Companies issue bonds to finance operations. Most companies can borrow from banks, but view direct borrowing from a bank as more restrictive and expensive than selling the debt on the open market through a bond issue.
The costs involved in borrowing money directly from a bank are prohibitive to a number of companies. In the world of corporate finance, many chief financial officers (CFOs) view banks as lenders of last resort because of the restrictive debt covenants that banks place on direct corporate loans. Covenants are rules placed on debt that are designed to stabilize corporate performance and reduce the risk to which a bank is exposed when it gives a large loan to a company. In other words, restrictive covenants protect the bank's interests; they're written by securities lawyers and are based on what analysts have determined to be risks to that company's performance.

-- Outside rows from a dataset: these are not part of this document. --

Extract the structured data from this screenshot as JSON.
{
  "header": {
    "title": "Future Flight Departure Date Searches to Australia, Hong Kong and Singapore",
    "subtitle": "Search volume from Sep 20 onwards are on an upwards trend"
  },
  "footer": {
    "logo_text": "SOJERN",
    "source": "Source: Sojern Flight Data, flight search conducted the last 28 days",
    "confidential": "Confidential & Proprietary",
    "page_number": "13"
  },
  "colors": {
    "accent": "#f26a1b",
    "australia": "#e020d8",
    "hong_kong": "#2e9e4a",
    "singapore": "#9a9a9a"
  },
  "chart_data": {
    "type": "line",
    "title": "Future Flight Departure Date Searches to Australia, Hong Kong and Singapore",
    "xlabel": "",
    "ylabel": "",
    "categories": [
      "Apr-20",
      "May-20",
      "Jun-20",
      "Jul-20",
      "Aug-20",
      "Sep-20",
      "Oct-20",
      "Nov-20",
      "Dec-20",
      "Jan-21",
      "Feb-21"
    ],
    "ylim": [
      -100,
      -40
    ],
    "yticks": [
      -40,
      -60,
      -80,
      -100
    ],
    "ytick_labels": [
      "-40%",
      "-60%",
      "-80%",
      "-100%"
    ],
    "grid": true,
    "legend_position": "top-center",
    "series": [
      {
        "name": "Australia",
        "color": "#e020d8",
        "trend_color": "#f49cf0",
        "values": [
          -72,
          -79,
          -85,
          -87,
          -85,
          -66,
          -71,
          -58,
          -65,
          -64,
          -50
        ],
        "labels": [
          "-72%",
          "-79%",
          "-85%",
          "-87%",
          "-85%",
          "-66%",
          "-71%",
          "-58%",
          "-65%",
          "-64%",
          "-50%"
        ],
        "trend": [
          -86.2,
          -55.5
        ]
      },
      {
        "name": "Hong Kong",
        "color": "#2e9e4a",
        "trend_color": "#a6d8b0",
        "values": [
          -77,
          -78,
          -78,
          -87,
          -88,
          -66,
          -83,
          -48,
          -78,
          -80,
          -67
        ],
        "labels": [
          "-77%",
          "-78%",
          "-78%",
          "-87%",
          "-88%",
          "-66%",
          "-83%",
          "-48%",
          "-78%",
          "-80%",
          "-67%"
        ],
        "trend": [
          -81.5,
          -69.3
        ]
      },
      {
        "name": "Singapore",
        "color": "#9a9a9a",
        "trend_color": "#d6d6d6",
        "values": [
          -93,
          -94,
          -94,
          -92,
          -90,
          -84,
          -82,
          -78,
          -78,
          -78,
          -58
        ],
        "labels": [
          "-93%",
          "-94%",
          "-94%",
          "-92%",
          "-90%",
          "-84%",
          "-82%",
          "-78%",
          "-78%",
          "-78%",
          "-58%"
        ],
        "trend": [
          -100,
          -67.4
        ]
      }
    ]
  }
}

Here are a few examples of the restrictive covenants faced by companies:
- They can't issue any more debt until the bank loan is completely paid off
- They can't participate in any share offerings until the bank loan is paid off
- They can't acquire any companies until the bank loan is paid off
Relatively speaking, these are straightforward, unrestrictive covenants that may be placed on corporate borrowing. However, debt covenants are often much more convoluted and carefully tailored to fit the borrower's business risks. Some of the more restrictive covenants may state that the interest rate on the debt increases substantially should the chief executive officer (CEO) quit, or should earnings per share drop in a given time period. Covenants are a way for banks to mitigate the risk of holding debt, but for borrowing companies, they are seen as an increased risk.
Simply put, banks place greater restrictions on what a company can do with a loan and are more concerned about debt repayment than bondholders. Bond markets tend to be more forgiving than banks and are often seen as being easier to deal with. As a result, companies are more likely to finance operations by issuing bonds than by borrowing from a bank.